Perform Realtime and Periodic ETL with WSO2 Stream Processor

Published in

Stream Processing

9 min readJul 21, 2018

Data integration is an integral part of an integrated enterprise. One of the key aspects of data integration is having the capability of loading or moving the data from one location to another location to be processed or stored for future reference. This process is commonly referred to as extract, transform, and load (ETL). This dates back to the time where we started using databases. In early days the ETL job is done as batch processing where we extract, transform, and load a huge amount of data in very sparse intervals for archiving or analysis purposes. But in the current day’s enterprises demand for the results instantly have propelled ETL functions to run in real-time. In this blog we’ll look at the advantages of real-time ETL functions, how both in real-time and periodically data can be extracted, how they can be transformed, and how they can be loaded to the final system using WSO2 Stream Processor (WSO2 SP) as an example.

Instead of updating the stakeholders once every day with the traditional ETL systems, real-time ETL functions let you keep your stakeholders and systems up to date using real-time data integration as and when the data is ready for extraction. Here, when the data is available it is immediately extracted, transformed according to your requirement and loaded to the system for processing. This is very useful when we have a data source that can push data or inform the systems as and when data is available for processing. But some data sources are passive where we need to periodically poll the system to check for new data or updates and perform ETL functions when they are available. Both of these approaches are commonly adopted in the modern enterprises.
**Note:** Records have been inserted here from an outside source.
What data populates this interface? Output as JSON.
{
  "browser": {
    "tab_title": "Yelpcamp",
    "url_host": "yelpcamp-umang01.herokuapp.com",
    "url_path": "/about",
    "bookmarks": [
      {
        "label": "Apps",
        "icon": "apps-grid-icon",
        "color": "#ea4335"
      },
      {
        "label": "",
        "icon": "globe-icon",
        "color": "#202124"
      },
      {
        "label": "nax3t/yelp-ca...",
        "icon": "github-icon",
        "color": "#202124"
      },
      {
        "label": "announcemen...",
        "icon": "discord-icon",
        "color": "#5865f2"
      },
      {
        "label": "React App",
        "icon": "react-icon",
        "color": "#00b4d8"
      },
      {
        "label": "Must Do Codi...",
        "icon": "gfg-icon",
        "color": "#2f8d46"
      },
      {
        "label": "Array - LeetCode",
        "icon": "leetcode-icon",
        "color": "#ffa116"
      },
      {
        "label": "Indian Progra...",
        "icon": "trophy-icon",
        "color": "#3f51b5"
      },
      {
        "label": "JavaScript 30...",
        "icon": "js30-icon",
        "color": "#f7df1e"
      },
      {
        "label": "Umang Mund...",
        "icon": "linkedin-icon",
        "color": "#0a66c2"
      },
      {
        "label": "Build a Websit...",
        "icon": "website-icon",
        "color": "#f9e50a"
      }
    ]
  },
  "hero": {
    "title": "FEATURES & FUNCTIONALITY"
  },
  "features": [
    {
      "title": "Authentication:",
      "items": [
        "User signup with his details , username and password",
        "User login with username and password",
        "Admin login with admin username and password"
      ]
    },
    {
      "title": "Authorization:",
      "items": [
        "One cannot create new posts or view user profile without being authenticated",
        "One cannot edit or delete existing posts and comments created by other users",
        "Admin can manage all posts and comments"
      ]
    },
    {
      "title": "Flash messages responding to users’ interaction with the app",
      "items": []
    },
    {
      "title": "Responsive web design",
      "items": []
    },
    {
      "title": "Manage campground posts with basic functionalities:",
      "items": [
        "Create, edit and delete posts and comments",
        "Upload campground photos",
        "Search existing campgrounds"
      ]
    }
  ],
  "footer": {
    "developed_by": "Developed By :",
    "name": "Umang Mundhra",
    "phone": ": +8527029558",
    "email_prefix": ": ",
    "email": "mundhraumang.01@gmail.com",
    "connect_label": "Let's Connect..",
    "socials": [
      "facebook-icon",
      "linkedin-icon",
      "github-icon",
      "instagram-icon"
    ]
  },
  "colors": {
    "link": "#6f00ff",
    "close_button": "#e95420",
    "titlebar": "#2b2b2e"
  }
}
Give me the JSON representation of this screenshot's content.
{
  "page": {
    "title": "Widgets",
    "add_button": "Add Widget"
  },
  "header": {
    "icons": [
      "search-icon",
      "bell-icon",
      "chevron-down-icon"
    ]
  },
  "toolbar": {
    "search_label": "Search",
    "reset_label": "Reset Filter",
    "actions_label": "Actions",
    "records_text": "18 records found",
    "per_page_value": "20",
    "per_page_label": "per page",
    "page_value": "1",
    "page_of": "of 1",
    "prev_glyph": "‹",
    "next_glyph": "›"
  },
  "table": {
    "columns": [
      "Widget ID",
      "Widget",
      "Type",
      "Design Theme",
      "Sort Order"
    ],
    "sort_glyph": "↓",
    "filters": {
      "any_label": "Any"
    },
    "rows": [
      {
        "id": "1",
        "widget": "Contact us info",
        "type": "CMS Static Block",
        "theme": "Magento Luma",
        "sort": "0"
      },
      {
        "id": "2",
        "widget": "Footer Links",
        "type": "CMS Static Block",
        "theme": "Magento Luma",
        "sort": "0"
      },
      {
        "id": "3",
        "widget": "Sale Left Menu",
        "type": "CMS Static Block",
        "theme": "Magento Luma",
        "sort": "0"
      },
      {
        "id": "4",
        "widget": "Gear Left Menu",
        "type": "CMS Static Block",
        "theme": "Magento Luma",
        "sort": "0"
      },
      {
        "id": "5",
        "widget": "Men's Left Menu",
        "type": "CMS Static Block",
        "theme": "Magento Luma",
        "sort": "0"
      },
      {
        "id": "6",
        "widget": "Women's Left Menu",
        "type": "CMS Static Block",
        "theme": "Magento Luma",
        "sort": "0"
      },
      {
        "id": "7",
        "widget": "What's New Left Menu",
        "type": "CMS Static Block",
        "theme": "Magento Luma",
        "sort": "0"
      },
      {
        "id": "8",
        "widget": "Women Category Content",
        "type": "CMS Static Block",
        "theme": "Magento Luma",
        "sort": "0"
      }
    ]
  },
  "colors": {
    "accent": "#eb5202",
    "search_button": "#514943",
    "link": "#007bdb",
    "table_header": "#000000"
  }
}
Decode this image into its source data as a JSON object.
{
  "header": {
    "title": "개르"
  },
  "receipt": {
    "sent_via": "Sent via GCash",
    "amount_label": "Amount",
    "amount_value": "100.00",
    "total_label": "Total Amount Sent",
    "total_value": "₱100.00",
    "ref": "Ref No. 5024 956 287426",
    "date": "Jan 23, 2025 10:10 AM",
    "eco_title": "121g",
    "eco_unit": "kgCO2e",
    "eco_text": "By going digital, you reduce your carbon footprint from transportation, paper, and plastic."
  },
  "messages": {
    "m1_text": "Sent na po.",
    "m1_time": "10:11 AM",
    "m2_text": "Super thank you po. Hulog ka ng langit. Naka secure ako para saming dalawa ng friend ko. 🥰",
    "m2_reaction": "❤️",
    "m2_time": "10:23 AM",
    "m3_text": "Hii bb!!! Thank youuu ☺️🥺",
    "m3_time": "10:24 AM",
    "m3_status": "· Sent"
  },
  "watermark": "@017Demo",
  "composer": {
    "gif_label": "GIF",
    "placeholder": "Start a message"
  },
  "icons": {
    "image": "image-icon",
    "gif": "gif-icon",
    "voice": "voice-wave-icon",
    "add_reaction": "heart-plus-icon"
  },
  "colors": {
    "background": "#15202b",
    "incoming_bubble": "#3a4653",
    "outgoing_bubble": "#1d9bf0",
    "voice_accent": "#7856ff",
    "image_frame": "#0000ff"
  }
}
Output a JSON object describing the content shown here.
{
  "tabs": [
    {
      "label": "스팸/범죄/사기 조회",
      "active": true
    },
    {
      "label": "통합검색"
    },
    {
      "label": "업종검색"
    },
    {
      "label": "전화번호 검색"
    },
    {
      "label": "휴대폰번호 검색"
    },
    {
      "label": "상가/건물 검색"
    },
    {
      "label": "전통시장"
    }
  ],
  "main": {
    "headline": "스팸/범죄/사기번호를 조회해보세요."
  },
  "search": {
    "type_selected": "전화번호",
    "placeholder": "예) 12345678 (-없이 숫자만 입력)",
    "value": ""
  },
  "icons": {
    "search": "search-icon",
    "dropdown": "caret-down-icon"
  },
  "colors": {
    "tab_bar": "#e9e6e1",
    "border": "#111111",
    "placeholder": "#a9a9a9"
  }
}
These ETL processes have now become the central part of the information backbone of most of the organizations.

WSO2 Stream Processor (WSO2 SP)

WSO2 Stream Processor (WSO2 SP) is an open source, and a cloud-native product optimized for processing data in real-time for agile digital businesses. It has the capability of processing 100k events per second with just two nodes and scaling more with its distributed deployment. As shown below it can consume events from various data sources, process the data in real-time, and produce instantaneous actionable insights.

Figure 1 : WSO2 Stream Processor Overview

In the following sections let’s see how we can achieve ETL functions using WSO2 Stream Processor.

Data Extraction

WSO2 SP has pre-built connectors to consume data from Kafka, JMS & MQTT Message Brokers, RDBMS databases, MongoDB, Solr, Cassandra, HBase, ElasticSearch, REST APIs, HTTP, TCP, Email, File, and many others.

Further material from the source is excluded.